Pork Medallions with Cider Sauce

Pork tenderloin cut into cute medallions is a super quick and tasty family dinner every time.  The combination of pork and apples is age-old; however, we’ve taken this pork to the next level with a truly unique cider sauce.

Low fat and tender

Pork tenderloin is one of the healthiest cuts of meat, lean and low in fat.  Sliced into medallions and accompanied by a delicious apple-flavoured cider sauce, this luscious meal is a winner.  

If you’re looking for a meal that is both low in fat and not devoid of flavour and enjoyment, this pork dish is the ticket. The perfect way to enjoy a tasty, guilt-free and flavourful meal ready in minutes.

The versatility of pork

Change up this recipe to suit yourself and your family’s budget.  Pork chops or pork mince as meatballs would also be super tasty paired with this delicious sauce. 

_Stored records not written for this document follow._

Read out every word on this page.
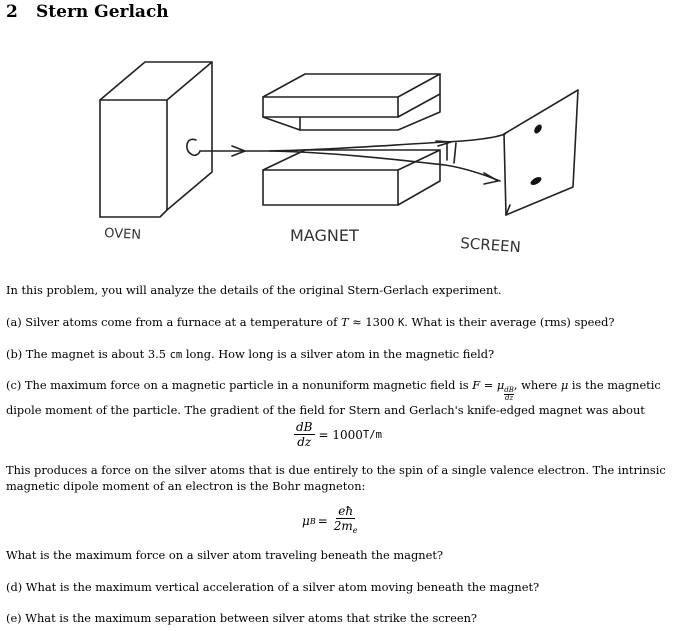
2 Stern Gerlach
OVEN	MAGNET	SCREEN
In this problem, you will analyze the details of the original Stern-Gerlach experiment.
(a) Silver atoms come from a furnace at a temperature of T ≈ 1300 K. What is their average (rms) speed?
(b) The magnet is about 3.5 cm long. How long is a silver atom in the magnetic field?
(c) The maximum force on a magnetic particle in a nonuniform magnetic field is F = μ
$\frac{dB}{dz}$
, where μ is the magnetic dipole moment of the particle. The gradient of the field for Stern and Gerlach's knife-edged magnet was about
$\frac{dB}{dz} = 1000$ T/m
This produces a force on the silver atoms that is due entirely to the spin of a single valence electron. The intrinsic magnetic dipole moment of an electron is the Bohr magneton:
μ $B = \frac{eħ}{2m_e}$
What is the maximum force on a silver atom traveling beneath the magnet?
(d) What is the maximum vertical acceleration of a silver atom moving beneath the magnet?
(e) What is the maximum separation between silver atoms that strike the screen?
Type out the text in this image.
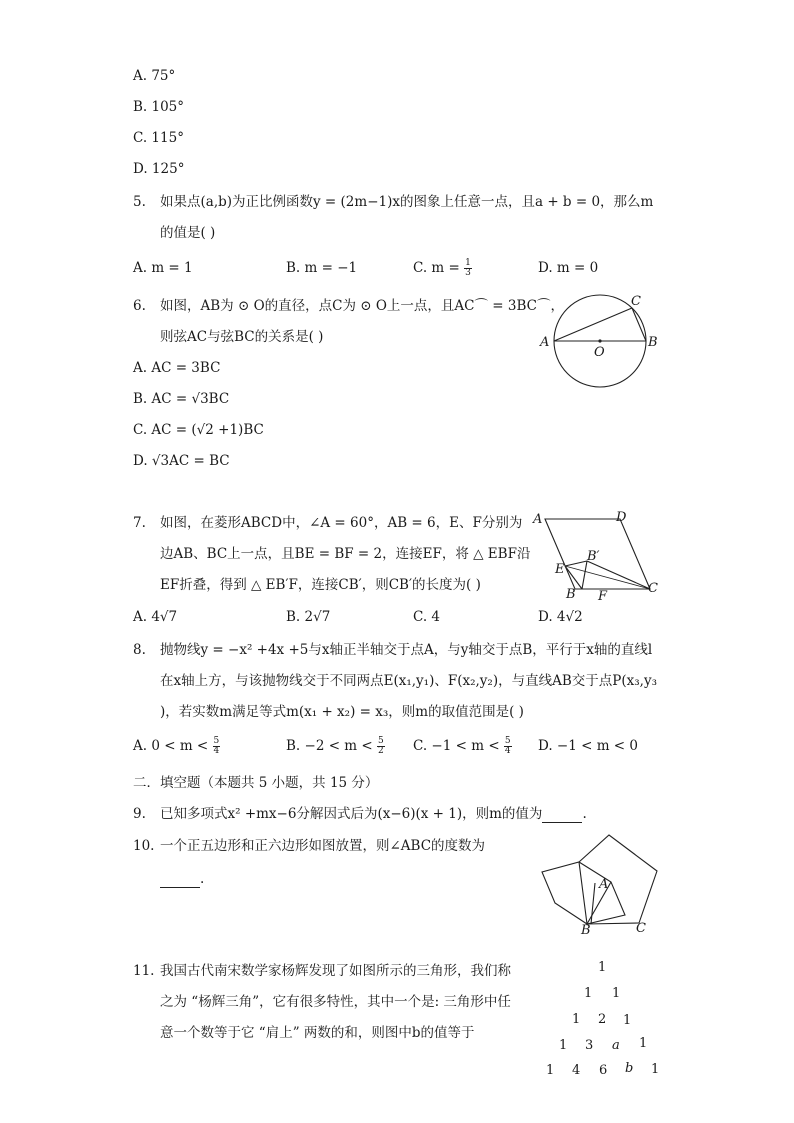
A. 75°
B. 105°
C. 115°
D. 125°
5. 如果点(a,b)为正比例函数y = (2m−1)x的图象上任意一点，且a + b = 0，那么m
的值是( )
A. m = 1	B. m = −1	C. $m = \frac{1}{3}$	D. m = 0
6. 如图，AB为 ⊙ O的直径，点C为 ⊙ O上一点，且AC⌒ = 3BC⌒，
则弦AC与弦BC的关系是( )
A. AC = 3BC
B. AC = √3BC
C. AC = (√2 +1)BC
D. √3AC = BC
A	B
C
O
7. 如图，在菱形ABCD中，∠A = 60°，AB = 6，E、F分别为
边AB、BC上一点，且BE = BF = 2，连接EF，将 △ EBF沿
EF折叠，得到 △ EB′F，连接CB′，则CB′的长度为( )
A. 4√7	B. 2√7	C. 4	D. 4√2
A	D
C
B
E
F
B′
8. 抛物线y = −x² +4x +5与x轴正半轴交于点A，与y轴交于点B，平行于x轴的直线l
在x轴上方，与该抛物线交于不同两点E(x₁,y₁)、F(x₂,y₂)，与直线AB交于点P(x₃,y₃
)，若实数m满足等式m(x₁ + x₂) = x₃，则m的取值范围是( )
A. $0 < m < \frac{5}{4}$	B. $-2 < m < \frac{5}{2} C$. $-1 < m < \frac{5}{4} D$. −1 < m < 0
二．填空题（本题共 5 小题，共 15 分）
9. 已知多项式x² +mx−6分解因式后为(x−6)(x + 1)，则m的值为	.
10. 一个正五边形和正六边形如图放置，则∠ABC的度数为
.	A
B	C
11. 我国古代南宋数学家杨辉发现了如图所示的三角形，我们称
之为 “杨辉三角”，它有很多特性，其中一个是: 三角形中任
意一个数等于它 “肩上” 两数的和，则图中b的值等于
1
1 1
1 2 1
1 3 a 1
1 4 6 b 1
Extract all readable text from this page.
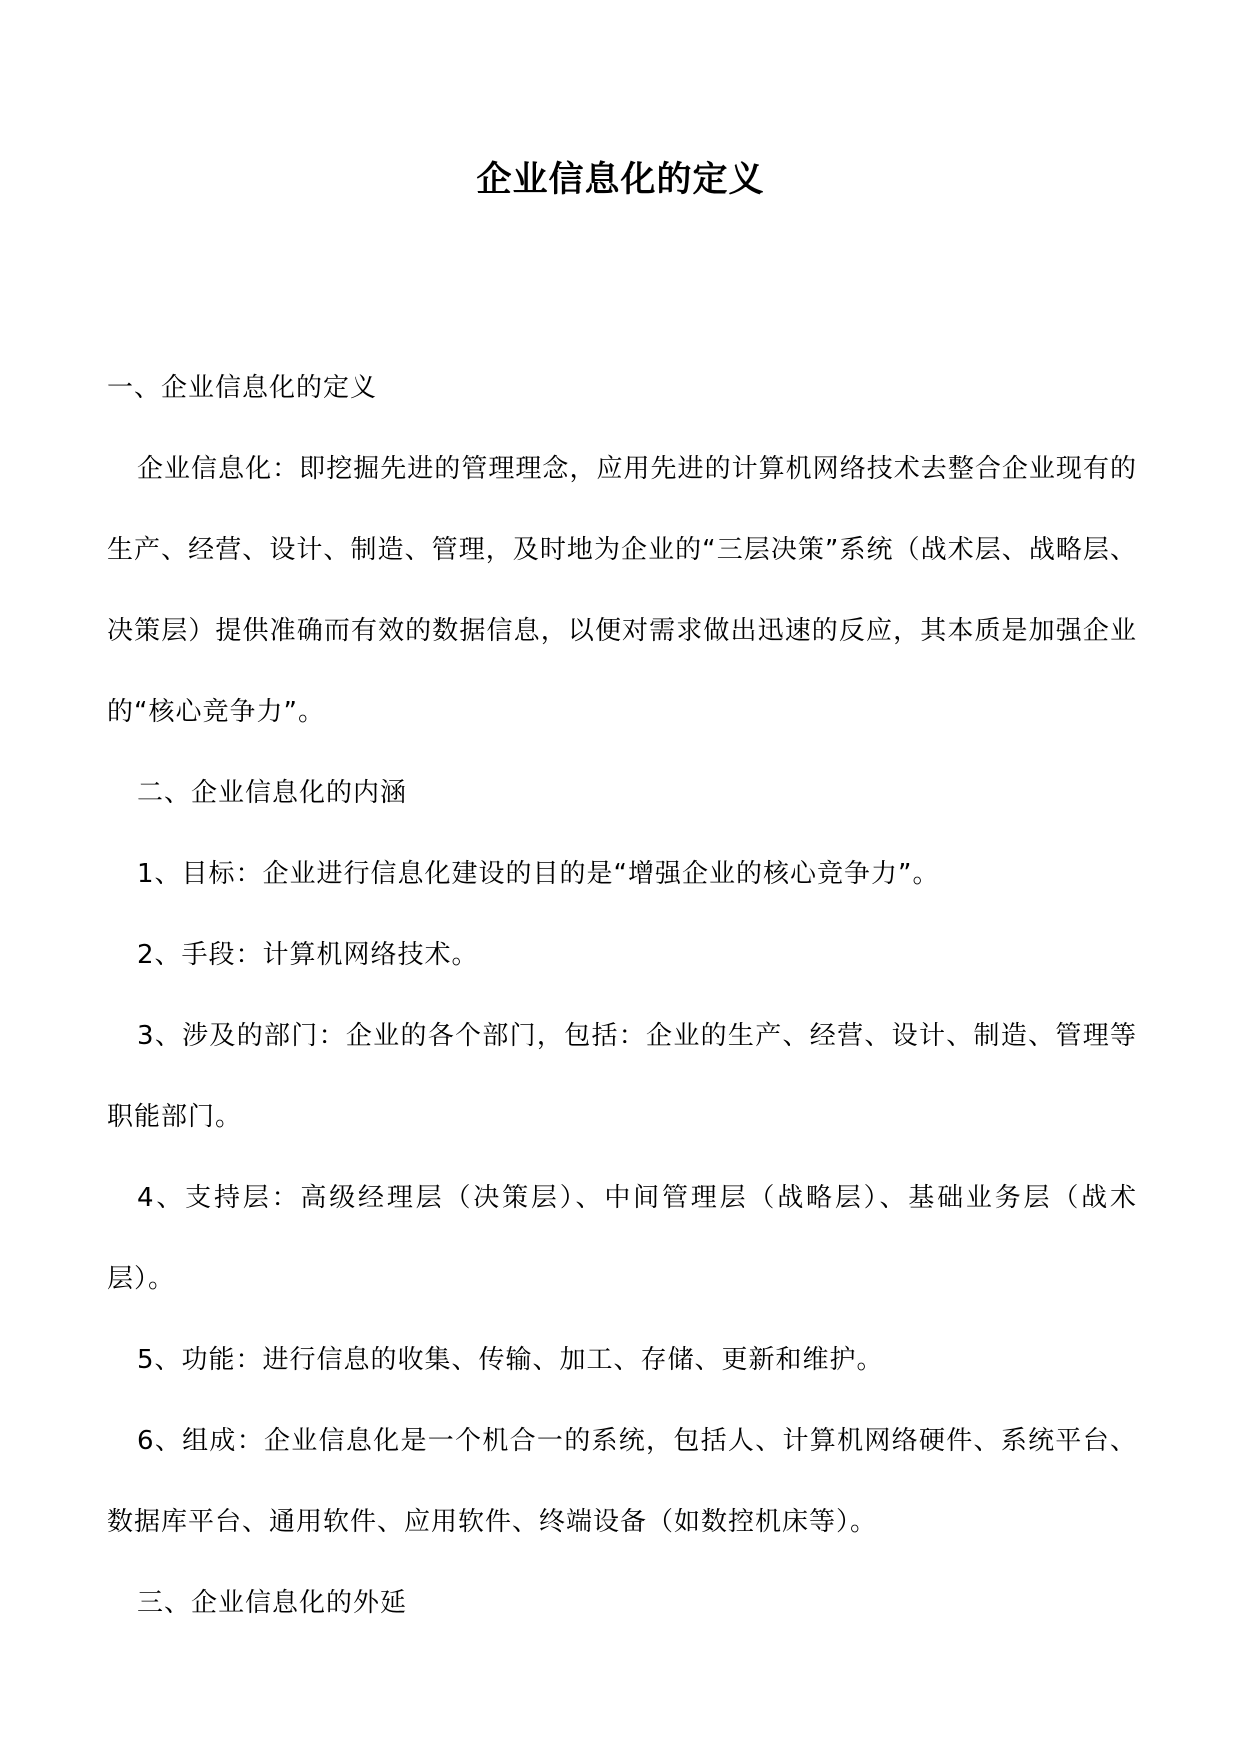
企业信息化的定义

一、企业信息化的定义

企业信息化：即挖掘先进的管理理念，应用先进的计算机网络技术去整合企业现有的生产、经营、设计、制造、管理，及时地为企业的“三层决策”系统（战术层、战略层、决策层）提供准确而有效的数据信息，以便对需求做出迅速的反应，其本质是加强企业的“核心竞争力”。

二、企业信息化的内涵

1、目标：企业进行信息化建设的目的是“增强企业的核心竞争力”。

2、手段：计算机网络技术。

3、涉及的部门：企业的各个部门，包括：企业的生产、经营、设计、制造、管理等职能部门。

4、支持层：高级经理层（决策层）、中间管理层（战略层）、基础业务层（战术层）。

5、功能：进行信息的收集、传输、加工、存储、更新和维护。

6、组成：企业信息化是一个机合一的系统，包括人、计算机网络硬件、系统平台、数据库平台、通用软件、应用软件、终端设备（如数控机床等）。

三、企业信息化的外延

To use with pork meatballs, simply brown your meatballs, put them in an oven-proof dish. Make the cider sauce as per below, and don’t let it thicken quite as much in the pan. Instead, add it to the oven dish with the meatballs to finish the cooking process. The sauce will thicken in the oven and you can enjoy this dish with a variety of your favourite veggies and rice or potatoes.

Pork Medallions with Cider Sauce

Course: DinnerCuisine: French


Prep time


Cooking time



Serve these delectable pork medallions with cider sauce and vegetables of your choice.  


  • 1 tablespoon vegetable oil

  • 750 grams of pork tenderloin

  • Freshly ground black pepper

  • 1 tablespoon unsalted butter

  • 1 cup minced onions

  • 1 tablespoon chopped fresh garlic

  • 1 ½ cups apple cider

  • ½ cup chicken broth

  • 1 sprig of fresh sage (or 1 teaspoon dried)

  • 1 tablespoon cornflour

  • 1 tablespoon cider vinegar

  • 1 tablespoon minced fresh sage

  • ½ teaspoon each of salt and black pepper


  • Slice the pork tenderloin into eight evenly-sized medallions and season with salt and pepper.
  • In a large pan, heat the oil to medium/high and sear the medallions on each side until browned.
  • Transfer the pork medallions from the pan to a plate and cover loosely with tin foil to keep warm.
  • In the same pan, melt butter over medium heat and cook the onions until softened (about 5 minutes), then add the garlic and cook a further one minute.
  • Pour in the cider and the broth scraping up the brown bits to incorporate.
  • Add the fresh sprig of sage and bring the sauce to a boil. Continue to boil until the sauce is reduced by half and reduced by half.
  • In a small bowl, whisk the cornflour and vinegar until smooth and add to boiling sauce, constantly whisking to avoid lumps. Continue cooking until thickened.
  • For a smooth sauce, strain through a sieve, adding the minced sage and seasoning with salt and pepper to taste.
  • Return the pork medallions to the pan for a minute or two.


  • Serve with sautéed green beans and mashed potatoes to complement this tasty yet straightforward dish perfectly.